1956 papal encyclical by Pius XII

Datis nuperrime is an encyclical of Pope Pius XII dated 5 November 1956 concerning the Soviet invasion of Hungary to suppress the Hungarian Revolution of 1956. This is a second encyclical protesting the oppression of the Hungarian people. Pope Pius, as in his previous protests, does not mention the Soviet Union by name.

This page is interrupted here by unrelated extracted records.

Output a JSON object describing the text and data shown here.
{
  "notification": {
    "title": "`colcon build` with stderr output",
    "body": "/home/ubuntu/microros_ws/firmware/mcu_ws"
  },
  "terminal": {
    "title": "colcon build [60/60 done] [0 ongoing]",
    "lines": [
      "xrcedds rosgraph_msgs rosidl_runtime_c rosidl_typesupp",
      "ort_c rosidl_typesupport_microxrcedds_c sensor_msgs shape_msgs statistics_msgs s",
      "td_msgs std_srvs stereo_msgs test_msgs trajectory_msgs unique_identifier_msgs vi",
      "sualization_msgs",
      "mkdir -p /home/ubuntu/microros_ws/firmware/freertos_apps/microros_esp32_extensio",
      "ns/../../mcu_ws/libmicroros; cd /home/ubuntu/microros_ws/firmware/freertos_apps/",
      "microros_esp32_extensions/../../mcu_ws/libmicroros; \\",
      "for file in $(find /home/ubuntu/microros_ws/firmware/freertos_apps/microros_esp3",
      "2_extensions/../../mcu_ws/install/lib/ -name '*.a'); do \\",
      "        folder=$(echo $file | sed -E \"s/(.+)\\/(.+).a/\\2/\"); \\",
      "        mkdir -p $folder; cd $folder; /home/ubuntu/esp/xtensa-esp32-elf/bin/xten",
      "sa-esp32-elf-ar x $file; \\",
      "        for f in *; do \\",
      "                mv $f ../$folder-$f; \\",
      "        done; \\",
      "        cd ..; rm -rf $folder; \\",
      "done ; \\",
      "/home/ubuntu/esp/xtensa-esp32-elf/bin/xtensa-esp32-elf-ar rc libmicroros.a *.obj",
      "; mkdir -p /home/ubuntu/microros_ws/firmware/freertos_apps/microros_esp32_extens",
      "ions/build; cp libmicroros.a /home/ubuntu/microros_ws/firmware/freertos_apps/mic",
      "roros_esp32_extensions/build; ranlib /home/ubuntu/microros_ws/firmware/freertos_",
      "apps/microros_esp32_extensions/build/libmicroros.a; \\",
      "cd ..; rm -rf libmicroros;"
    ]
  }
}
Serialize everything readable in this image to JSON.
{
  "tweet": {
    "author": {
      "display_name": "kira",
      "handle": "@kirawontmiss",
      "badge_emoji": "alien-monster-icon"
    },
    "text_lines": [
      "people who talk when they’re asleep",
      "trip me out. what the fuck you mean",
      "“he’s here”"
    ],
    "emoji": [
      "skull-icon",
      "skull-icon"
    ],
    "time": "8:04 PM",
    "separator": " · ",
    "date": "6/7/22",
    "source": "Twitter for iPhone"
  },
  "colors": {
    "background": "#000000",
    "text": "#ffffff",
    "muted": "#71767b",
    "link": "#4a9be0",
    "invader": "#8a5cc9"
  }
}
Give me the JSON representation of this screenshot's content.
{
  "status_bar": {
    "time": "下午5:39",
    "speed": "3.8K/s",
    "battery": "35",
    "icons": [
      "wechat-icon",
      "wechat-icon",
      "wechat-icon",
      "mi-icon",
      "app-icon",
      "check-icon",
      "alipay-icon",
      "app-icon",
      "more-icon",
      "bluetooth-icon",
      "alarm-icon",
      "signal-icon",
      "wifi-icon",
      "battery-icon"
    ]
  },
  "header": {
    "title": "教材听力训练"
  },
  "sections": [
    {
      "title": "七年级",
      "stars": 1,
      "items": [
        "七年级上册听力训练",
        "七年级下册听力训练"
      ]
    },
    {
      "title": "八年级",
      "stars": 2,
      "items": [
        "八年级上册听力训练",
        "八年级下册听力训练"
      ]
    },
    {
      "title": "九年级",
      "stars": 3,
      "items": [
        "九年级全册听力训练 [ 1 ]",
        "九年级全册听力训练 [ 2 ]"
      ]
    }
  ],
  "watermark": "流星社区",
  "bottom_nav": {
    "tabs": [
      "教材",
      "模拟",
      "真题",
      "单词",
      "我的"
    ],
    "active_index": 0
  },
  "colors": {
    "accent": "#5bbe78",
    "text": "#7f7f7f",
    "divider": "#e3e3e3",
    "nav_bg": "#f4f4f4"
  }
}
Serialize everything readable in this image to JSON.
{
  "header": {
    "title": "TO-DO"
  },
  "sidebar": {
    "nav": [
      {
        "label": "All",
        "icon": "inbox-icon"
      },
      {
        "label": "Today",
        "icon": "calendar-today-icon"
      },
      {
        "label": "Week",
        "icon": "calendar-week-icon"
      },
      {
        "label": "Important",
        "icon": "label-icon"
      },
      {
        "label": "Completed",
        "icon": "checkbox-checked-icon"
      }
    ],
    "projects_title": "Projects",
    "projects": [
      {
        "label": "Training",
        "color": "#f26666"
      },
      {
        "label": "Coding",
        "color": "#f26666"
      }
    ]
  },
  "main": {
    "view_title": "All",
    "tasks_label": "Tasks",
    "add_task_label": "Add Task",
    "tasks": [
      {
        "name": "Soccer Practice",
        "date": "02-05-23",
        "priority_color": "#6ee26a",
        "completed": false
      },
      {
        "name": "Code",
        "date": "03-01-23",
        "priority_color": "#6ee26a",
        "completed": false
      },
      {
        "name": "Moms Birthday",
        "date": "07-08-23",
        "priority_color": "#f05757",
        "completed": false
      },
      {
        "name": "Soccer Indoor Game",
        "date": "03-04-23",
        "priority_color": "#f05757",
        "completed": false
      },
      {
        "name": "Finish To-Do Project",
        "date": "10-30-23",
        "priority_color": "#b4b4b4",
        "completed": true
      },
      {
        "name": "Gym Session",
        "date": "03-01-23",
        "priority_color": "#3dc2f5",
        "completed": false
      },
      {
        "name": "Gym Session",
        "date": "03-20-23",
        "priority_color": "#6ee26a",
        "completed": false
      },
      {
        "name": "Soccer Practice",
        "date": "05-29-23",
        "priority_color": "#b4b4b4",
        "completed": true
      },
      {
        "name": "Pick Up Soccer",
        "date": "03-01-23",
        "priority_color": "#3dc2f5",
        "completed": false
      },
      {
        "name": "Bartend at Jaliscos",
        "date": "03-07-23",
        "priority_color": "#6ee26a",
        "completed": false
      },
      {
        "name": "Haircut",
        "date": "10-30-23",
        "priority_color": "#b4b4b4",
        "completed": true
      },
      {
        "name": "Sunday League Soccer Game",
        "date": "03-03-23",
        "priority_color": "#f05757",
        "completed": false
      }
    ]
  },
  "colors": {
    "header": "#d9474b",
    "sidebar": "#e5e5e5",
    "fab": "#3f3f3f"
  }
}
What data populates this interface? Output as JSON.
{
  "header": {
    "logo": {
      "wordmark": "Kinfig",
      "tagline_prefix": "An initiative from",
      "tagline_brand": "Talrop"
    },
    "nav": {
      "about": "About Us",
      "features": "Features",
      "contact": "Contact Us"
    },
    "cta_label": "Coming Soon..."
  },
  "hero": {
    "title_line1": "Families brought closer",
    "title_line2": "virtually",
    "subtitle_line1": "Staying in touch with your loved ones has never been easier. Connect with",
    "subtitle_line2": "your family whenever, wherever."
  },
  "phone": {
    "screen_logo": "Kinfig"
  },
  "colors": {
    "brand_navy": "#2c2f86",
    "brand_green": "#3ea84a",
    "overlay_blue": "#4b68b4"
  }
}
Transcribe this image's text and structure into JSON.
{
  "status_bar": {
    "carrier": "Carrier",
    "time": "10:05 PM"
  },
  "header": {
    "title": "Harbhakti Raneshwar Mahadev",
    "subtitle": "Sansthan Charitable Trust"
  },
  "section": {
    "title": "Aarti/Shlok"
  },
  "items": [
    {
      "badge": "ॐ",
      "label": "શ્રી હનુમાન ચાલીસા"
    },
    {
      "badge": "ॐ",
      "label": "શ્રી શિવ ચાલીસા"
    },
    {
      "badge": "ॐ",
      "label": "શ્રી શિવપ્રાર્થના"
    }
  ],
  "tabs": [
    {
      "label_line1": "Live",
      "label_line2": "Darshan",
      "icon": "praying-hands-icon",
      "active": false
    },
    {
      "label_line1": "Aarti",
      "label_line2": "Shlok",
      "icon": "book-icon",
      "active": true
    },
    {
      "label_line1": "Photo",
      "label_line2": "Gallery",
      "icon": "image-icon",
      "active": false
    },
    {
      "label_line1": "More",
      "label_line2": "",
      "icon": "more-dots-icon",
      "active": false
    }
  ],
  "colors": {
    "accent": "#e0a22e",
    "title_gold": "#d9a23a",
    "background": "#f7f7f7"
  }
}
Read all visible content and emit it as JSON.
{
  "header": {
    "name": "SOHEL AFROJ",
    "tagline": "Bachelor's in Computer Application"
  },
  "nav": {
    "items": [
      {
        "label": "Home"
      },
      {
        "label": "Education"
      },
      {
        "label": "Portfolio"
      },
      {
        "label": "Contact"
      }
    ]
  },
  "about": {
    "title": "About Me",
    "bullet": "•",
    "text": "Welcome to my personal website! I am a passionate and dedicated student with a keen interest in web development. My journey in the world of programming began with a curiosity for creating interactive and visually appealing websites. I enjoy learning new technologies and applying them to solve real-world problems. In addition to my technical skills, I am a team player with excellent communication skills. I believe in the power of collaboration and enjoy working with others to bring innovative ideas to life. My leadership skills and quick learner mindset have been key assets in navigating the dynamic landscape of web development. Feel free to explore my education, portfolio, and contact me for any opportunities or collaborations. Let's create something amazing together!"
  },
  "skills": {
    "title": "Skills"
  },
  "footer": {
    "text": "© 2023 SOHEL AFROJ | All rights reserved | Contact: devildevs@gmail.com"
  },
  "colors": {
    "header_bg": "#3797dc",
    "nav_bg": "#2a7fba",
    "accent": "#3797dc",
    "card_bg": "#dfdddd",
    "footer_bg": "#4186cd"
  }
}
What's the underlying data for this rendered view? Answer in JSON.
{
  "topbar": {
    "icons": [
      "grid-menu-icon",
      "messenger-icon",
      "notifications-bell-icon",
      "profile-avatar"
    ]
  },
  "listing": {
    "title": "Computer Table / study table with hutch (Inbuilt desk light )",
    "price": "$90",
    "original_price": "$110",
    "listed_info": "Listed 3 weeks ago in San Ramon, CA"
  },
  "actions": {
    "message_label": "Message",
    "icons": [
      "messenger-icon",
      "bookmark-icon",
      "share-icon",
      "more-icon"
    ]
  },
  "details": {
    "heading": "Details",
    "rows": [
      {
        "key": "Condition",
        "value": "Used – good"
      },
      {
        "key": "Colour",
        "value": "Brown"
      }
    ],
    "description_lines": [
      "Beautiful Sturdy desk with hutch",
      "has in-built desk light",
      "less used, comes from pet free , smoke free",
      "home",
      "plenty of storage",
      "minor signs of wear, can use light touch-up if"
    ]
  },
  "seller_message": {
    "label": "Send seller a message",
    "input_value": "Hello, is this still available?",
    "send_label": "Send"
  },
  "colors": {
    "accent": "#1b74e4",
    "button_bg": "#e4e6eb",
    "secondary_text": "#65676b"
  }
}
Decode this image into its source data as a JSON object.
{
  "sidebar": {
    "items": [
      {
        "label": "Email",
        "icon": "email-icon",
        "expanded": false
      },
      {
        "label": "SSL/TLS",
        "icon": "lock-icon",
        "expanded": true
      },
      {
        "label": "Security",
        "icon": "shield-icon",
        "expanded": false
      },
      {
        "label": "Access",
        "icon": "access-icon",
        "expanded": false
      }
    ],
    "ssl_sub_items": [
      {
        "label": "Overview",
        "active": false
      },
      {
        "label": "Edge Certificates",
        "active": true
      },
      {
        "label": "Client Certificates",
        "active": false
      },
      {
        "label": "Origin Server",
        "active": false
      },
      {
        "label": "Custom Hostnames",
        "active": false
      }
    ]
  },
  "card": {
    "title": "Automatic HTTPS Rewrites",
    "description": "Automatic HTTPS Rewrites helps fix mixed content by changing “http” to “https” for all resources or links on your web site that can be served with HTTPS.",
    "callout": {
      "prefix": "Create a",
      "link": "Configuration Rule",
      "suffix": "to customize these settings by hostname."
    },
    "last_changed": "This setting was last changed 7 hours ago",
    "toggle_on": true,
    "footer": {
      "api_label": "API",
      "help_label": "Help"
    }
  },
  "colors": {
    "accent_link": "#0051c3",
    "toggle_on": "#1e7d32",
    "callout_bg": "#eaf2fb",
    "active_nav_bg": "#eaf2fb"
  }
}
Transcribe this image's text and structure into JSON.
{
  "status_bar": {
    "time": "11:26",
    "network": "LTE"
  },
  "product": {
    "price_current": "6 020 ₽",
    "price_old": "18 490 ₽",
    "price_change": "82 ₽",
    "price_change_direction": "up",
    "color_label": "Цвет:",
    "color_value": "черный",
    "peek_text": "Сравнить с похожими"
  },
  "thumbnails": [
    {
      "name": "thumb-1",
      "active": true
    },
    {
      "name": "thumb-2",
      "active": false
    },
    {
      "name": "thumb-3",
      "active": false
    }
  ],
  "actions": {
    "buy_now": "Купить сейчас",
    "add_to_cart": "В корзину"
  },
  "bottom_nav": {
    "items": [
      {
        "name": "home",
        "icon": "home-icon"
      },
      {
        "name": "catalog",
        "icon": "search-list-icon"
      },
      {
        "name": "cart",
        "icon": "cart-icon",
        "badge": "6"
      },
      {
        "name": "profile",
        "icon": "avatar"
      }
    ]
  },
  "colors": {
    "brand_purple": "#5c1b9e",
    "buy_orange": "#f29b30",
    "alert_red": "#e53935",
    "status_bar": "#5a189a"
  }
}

==Quotations from the Encyclical ==

- But tidings have reached Us lately, which fill Our heart with pain and sorrow. There is being shed again in the cities, towns, and villages of Hungary, the blood of citizens, who long with all their hearts for their rightful freedom. National institutions which had just been restored, have been overthrown again and violently destroyed. A blood-drenched people has been reduced once more to slavery by the armed might of foreigners.
- We cannot help but deplore and condemn, for so Our consciousness of Our office bids Us, these unhappy events which fill all Catholics and all free peoples with deepest sorrow and indignation. May those whose commands have caused these tragic events, come to realize that the rightful freedom of a people cannot be extinguished by the shedding of human blood.
- We, who watch over all peoples with a father's concern, assert that any violence and any bloodshed which anyone unjustly causes, can never be tolerated. On the contrary, We exhort all people and all classes of society to a peace, which finds its basis in justice, liberty, and love.